ABD Başkanı Roosevelt, İngiliz Başbakanı Churchill ve Stalin Tahran'da buluştu.
Stalin ısrarla yine tek cümle kurdu: “Türkiye savaşa sokulmalıdır.”
Roosevelt ve Churchill Kahire'de İnönü ile görüştü.
İnönü savaşta taraf olmayı reddetti.
Tarih: 4-11 Şubat 1945.
Savaş bitmek üzereydi; Müttefik liderler Winston Churchill, Franklin D. Roosevelt ve Josef Stalin Ukrayna-Yalta'da buluştu.
Stalin'in gündeminde artık Türkiye'nin savaşa sokulması yoktu!
Ancak bu kez İnönü, Türkiye'nin Müttefikler yanında savaşa girdiğini 23 Şubat 1945'te açıkladı! İki ay sonra savaş bitti…
Şunu da eklemeliyim: İnönü'ye “savaşa gir” baskısı Almanya liderliğindeki Mihver ittifakından da geldi.
Sonuçta İnönü “aktif tarafsızlık” stratejisiyle ülkeyi savaşa sokmadı.
Bu özünde, Montrö'den Hatay'a uzanan Atatürk'ün, “silah ateşlemeden” kazandığı dış politika zaferlerinin bir devamıydı…

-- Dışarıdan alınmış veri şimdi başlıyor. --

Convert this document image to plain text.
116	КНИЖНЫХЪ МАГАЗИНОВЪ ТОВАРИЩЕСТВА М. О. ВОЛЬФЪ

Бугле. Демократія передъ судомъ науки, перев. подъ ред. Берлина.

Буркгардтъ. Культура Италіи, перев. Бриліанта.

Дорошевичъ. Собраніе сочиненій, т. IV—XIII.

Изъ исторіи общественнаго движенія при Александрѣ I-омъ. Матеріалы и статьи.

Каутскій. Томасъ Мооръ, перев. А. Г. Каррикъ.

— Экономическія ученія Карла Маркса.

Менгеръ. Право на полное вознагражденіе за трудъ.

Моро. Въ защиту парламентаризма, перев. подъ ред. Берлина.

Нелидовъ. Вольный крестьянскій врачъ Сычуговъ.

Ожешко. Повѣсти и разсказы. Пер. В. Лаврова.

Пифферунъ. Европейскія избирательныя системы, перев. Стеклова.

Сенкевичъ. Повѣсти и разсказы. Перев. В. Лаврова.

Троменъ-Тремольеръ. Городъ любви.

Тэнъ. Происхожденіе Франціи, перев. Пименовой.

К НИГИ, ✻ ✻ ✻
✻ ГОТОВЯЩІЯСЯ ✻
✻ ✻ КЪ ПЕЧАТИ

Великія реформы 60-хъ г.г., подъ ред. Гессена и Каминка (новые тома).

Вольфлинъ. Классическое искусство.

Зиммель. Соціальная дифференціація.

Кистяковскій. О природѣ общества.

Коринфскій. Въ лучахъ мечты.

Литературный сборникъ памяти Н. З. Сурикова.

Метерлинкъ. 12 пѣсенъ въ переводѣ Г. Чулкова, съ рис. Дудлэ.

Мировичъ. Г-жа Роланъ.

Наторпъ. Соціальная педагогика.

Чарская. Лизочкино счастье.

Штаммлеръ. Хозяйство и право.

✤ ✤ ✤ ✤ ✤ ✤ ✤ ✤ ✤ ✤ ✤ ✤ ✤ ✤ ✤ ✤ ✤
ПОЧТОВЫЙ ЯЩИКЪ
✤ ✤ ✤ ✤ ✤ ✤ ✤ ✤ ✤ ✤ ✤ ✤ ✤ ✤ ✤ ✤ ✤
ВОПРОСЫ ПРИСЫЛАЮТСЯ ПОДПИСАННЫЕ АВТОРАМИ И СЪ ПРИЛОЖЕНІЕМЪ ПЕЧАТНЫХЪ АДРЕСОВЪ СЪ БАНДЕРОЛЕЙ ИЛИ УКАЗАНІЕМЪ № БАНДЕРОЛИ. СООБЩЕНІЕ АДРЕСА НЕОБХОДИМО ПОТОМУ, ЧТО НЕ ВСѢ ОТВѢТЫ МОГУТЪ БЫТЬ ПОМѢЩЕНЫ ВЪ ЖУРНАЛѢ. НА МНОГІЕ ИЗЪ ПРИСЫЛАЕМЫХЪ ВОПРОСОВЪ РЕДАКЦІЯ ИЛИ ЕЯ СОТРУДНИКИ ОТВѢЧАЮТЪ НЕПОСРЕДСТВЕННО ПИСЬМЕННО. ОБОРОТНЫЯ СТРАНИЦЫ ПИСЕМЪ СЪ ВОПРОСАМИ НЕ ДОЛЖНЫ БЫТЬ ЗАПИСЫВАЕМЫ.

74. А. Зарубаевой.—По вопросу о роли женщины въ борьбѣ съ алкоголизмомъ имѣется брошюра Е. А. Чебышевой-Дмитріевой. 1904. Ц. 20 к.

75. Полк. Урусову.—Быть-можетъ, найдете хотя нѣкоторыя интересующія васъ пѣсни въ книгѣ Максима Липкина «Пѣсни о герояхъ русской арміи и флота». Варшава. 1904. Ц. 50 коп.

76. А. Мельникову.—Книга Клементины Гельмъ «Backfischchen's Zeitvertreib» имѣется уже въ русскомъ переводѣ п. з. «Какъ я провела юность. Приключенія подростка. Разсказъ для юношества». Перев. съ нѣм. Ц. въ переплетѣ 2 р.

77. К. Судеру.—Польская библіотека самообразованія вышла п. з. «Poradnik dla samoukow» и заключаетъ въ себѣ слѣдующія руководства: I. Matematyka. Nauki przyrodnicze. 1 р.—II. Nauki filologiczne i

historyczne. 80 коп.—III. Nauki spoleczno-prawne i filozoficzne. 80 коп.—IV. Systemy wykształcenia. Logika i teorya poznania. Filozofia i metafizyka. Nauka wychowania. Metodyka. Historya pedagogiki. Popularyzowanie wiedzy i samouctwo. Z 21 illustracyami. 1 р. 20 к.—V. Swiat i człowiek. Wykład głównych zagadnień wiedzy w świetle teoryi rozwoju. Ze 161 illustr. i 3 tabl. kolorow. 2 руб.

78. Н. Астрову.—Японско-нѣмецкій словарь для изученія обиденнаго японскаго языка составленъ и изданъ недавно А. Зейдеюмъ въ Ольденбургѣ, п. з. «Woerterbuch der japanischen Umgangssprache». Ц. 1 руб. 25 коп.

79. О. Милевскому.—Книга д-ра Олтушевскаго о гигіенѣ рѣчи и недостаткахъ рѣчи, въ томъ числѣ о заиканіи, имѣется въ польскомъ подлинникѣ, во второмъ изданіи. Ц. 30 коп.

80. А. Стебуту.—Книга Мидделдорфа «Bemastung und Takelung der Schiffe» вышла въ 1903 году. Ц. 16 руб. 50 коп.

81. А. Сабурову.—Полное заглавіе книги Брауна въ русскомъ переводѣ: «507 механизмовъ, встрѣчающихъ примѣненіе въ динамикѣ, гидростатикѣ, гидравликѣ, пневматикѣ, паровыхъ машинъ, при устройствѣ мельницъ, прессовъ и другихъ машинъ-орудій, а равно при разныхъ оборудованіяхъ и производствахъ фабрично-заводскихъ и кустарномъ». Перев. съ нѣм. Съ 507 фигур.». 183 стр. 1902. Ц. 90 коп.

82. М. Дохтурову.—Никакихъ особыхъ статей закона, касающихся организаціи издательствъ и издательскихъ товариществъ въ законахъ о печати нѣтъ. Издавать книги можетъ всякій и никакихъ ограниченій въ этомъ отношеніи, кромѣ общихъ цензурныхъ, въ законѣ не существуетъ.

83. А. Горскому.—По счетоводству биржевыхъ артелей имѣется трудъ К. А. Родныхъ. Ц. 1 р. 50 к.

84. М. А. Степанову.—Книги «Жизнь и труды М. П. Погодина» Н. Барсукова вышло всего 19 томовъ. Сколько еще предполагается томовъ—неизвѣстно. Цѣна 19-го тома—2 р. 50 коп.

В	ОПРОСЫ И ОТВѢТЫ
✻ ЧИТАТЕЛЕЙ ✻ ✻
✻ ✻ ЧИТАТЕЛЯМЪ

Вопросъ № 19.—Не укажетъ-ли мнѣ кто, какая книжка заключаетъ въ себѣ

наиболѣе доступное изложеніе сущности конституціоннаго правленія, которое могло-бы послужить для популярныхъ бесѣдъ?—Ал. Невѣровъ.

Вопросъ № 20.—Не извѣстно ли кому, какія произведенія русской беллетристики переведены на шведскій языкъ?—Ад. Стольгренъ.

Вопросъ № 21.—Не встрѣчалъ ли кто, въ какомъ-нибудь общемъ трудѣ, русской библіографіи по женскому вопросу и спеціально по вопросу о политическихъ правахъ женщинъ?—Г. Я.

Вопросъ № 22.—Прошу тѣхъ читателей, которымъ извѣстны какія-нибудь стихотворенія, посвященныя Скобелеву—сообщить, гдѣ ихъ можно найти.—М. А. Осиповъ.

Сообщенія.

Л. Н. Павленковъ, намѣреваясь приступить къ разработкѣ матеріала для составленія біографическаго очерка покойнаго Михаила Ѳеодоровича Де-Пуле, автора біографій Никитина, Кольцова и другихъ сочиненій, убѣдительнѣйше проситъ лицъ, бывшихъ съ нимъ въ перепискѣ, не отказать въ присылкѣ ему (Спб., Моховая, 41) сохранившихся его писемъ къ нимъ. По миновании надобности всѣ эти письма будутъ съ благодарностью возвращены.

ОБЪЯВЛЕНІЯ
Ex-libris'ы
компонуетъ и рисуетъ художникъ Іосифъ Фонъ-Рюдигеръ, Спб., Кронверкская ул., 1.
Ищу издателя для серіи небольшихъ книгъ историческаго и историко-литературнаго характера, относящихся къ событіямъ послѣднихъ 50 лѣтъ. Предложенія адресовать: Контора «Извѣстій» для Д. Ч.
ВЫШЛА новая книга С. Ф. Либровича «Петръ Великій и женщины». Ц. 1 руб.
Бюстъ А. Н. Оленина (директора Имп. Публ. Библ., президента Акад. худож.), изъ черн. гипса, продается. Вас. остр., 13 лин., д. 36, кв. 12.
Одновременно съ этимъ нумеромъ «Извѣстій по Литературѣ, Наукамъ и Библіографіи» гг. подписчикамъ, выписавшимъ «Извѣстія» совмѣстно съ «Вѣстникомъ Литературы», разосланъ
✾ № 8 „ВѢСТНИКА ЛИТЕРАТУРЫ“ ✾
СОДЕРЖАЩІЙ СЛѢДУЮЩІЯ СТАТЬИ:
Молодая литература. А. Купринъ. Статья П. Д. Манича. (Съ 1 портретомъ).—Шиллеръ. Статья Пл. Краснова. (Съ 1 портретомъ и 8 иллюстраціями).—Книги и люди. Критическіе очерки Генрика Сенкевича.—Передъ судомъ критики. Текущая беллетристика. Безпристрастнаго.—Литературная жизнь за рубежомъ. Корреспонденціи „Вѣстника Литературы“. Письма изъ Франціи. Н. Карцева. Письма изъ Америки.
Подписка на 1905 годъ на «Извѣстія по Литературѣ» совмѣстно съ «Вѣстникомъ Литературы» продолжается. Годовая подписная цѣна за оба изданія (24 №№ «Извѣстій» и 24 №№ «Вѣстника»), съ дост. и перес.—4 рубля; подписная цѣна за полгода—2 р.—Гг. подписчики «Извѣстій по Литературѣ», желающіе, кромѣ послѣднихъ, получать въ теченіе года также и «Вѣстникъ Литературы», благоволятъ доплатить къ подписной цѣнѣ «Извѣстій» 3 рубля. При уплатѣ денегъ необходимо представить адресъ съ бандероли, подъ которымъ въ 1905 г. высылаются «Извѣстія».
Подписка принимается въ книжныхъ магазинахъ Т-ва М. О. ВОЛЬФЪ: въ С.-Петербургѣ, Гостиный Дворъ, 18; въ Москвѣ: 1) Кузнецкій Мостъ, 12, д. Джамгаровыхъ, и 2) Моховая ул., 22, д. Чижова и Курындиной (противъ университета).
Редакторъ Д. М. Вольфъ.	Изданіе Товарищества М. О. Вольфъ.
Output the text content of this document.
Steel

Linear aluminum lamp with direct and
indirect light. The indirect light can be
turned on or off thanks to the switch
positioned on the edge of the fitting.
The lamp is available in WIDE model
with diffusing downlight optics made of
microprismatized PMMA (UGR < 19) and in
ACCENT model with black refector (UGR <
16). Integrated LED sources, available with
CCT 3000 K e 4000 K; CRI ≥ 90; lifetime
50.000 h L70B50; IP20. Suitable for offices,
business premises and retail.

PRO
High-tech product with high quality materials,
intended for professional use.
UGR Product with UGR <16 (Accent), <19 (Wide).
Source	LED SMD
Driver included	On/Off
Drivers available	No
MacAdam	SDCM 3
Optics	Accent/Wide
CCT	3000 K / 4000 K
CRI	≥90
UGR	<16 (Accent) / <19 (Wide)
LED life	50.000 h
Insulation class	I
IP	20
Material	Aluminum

Bu genel özetin sebebi şu soruyu sormak:
AKP'YE TARİHİ TOKAT
Rusya-Ukrayna savaşında hangi siyasi partinin tavrı,
İnönü'nün yukarıda yazdığım tutumuna benzer:
AKP/Erdoğan?
CHP/ Kılıçdaroğlu?
İYİP/ Akşener?
Ya diğerleri?
Evet, hangi parti bugün “aktif tarafsızlık” stratejisini benimsiyor?
Hangi parti NATO'nun öngördüğü tavırda olmaya pek istekli?
Bu soruların yanıtını siz verin. Benim gelmek-vurgulamak istediğim yer başka! Şudur:
İnönü'ye “Hitler hayranı faşist” dediler.
İnönü'ye “Savaş erkek işidir, ülkeyi savaşa sokmayan korkak” dediler.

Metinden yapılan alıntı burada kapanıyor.